Plants & Flowers in Iraq
There are currently more than 3300 plants and flowers in the country of Iraq. Popular flowers include the red yucca and Jericho rose. Arabic trees are also common throughout the country. Since Iraq is mostly a desert region, most of the plants found in this country boast a high drought and saline tolerance. Middle eastern plants are generally hardy, having successfully adapted to harsh conditions over vast topography and climate conditions.
This perennial flower commonly reaches heights between 2 and 4 feet. Red yucca is characterized by loose mounding, erect flower stalks, which are slow growing. Sword-shaped, narrow leaves make up red yucca foliage in shades of grayish green. Flowers frequently appear on the tips in a spike-like fashion in shades of rose or coral, and typically bloom from late spring until fall. Red yucca is commonly planted in mass along flower gardens in the Middle East and other regions known for intense heat. Plant red yucca in full sun exposure for optimal growth. Red yucca is drought tolerant, generally pest-free and is known to attract hummingbirds.

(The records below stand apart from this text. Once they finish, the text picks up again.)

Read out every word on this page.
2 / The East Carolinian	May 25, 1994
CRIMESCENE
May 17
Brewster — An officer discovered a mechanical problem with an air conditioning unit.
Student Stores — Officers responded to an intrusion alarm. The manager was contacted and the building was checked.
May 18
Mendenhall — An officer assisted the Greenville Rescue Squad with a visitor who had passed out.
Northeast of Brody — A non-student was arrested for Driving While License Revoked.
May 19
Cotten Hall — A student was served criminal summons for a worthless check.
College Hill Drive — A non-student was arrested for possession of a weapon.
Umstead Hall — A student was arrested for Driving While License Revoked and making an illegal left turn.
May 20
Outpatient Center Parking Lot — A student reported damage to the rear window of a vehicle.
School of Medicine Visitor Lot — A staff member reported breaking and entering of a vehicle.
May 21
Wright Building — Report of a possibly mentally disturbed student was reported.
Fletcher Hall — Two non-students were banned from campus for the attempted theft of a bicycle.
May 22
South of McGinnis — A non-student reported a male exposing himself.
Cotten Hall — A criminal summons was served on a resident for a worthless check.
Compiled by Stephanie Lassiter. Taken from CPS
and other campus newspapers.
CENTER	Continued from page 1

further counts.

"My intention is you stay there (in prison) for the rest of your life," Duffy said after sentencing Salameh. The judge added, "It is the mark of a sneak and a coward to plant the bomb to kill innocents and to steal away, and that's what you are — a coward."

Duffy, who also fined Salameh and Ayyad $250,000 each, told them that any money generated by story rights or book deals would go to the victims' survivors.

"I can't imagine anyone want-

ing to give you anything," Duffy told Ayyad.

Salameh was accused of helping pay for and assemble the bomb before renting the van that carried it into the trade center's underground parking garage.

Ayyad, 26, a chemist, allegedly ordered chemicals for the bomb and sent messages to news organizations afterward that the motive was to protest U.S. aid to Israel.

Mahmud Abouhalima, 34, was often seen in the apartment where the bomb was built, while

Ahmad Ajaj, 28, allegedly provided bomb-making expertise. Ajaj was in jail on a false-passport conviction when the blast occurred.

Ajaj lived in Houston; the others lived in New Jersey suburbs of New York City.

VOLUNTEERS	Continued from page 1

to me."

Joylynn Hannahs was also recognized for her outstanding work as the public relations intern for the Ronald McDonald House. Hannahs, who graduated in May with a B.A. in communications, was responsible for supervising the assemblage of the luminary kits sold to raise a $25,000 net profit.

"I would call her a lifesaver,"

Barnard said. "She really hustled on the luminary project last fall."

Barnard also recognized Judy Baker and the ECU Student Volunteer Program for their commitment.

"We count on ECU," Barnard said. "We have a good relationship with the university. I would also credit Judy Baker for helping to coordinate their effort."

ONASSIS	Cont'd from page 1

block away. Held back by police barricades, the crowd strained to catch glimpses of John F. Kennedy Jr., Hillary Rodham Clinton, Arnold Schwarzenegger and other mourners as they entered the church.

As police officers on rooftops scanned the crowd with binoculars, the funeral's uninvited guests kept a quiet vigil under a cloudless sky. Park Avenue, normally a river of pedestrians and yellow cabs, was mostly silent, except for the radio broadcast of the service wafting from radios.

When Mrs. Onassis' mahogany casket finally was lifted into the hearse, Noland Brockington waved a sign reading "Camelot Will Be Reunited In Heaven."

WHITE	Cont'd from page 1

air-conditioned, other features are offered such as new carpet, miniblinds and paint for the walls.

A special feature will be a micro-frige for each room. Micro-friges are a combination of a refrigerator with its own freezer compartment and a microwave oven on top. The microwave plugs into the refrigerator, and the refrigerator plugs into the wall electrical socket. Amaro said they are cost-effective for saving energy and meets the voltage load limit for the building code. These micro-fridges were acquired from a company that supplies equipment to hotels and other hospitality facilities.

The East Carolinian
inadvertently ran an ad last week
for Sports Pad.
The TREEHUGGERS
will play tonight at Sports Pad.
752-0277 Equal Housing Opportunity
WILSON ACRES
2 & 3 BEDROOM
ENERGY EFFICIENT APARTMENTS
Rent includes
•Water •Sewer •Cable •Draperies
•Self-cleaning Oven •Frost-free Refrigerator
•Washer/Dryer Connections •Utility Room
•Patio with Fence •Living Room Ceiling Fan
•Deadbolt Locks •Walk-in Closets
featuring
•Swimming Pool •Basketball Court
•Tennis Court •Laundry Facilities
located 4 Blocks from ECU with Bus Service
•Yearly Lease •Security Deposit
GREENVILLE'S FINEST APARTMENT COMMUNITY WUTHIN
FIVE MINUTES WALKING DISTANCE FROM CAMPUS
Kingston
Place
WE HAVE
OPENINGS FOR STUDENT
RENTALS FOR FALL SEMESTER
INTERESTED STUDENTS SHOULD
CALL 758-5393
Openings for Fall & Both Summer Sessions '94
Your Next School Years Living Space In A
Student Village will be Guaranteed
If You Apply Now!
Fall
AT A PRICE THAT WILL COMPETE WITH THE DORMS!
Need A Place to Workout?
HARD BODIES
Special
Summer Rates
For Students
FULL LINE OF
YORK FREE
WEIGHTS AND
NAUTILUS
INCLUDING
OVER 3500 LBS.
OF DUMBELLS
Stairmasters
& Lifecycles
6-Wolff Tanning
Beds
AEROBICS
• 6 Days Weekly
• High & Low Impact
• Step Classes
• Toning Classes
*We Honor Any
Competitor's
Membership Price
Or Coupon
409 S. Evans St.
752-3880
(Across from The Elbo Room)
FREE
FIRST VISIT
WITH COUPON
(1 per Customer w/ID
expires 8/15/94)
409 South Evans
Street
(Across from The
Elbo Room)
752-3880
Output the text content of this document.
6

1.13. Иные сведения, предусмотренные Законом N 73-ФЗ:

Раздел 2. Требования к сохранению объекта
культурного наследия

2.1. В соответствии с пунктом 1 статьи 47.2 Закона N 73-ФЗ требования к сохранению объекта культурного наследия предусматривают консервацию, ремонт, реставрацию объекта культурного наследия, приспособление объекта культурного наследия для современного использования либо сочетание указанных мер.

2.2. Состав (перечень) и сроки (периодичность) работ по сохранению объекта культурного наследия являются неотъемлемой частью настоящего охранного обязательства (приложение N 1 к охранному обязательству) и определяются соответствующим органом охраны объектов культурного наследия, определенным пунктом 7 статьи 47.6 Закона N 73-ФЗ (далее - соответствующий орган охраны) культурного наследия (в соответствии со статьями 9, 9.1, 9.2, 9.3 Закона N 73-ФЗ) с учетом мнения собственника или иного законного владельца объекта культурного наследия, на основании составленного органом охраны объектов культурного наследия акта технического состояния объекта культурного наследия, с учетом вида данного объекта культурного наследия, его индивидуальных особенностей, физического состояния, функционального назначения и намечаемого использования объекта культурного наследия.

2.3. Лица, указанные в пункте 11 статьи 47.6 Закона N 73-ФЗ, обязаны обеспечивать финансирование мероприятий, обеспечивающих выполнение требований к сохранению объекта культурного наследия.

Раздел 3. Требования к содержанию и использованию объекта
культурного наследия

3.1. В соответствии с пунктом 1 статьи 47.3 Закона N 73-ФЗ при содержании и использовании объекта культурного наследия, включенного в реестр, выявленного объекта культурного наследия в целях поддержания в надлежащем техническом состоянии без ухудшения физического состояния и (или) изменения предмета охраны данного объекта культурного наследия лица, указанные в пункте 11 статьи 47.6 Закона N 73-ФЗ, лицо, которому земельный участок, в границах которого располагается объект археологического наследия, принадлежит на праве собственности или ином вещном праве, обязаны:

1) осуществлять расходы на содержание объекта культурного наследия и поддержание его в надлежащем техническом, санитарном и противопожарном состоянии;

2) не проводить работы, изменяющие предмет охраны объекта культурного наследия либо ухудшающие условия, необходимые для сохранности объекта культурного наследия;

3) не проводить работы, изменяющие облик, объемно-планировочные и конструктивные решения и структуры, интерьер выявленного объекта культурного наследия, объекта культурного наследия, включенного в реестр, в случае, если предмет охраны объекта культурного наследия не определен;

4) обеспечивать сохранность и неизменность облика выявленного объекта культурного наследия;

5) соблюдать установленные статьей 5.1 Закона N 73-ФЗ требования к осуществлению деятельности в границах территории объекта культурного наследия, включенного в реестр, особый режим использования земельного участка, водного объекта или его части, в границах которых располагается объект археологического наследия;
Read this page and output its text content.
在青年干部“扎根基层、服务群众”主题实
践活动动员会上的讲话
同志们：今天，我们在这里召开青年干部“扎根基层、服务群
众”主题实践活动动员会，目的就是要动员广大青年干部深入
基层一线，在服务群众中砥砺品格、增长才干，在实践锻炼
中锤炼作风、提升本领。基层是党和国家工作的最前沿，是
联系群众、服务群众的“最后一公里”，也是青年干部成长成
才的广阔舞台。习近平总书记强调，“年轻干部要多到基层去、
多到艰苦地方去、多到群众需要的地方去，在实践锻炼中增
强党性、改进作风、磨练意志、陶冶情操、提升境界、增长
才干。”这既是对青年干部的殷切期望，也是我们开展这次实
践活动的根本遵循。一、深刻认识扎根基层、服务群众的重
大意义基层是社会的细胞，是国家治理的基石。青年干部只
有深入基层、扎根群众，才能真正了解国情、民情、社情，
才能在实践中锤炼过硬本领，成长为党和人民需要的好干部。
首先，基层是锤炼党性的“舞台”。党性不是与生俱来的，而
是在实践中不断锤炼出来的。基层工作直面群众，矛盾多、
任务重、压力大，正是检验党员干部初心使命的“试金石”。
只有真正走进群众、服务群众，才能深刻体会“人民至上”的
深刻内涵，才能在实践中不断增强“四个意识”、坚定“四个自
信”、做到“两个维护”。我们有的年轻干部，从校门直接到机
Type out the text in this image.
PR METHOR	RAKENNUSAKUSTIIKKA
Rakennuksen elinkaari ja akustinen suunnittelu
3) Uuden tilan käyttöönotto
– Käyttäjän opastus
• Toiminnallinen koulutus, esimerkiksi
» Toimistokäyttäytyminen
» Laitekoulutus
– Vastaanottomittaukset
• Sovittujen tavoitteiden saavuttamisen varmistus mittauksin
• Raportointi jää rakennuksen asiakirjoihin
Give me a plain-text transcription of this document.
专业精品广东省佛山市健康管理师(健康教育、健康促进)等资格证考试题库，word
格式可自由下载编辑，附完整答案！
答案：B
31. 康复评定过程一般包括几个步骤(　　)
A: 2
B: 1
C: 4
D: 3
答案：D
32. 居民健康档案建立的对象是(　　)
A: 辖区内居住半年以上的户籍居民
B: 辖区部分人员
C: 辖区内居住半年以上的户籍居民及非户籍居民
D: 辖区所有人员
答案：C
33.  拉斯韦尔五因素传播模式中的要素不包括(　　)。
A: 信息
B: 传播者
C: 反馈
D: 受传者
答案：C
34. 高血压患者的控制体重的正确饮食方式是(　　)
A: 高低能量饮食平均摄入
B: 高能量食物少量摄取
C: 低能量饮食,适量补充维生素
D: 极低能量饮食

The Jericho rose is a popular desert flower found throughout the country of Iraq and surrounding middle eastern regions. As a desert flower, the Jericho rose is drought tolerant and prefers full sun exposure for optimal growth. It is also known as the resurrection flower or dinosaur plant due to its ability to survive in a dormant, curled-up state for many years before opening up and turning green once again. In the desert, the Jericho rose will blow like a tumbleweed until it lands upon a water source.
Gum Arabic Tree
Gum Arabic tree, also known as Senegal gum, kumta and Sudan gum Arabic, is prevalent throughout the region of Iraq and other areas of the Middle East. This tree commonly reaches heights up to 60 feet tall and features a rough, blackish bark amongst spiny branches. It thrives in full sun exposure and is often found along rocky hillsides or low-lying savannas. Gum Arabic tree is extremely drought tolerant and can successfully grow in numerous adverse conditions, but does not do well in regions that experience frost. Gum is often extracted from the cracks of the tree’s bark and harvested as an export for use in inks, pottery pigments, wax polishes, water-colors and dressing fabrics.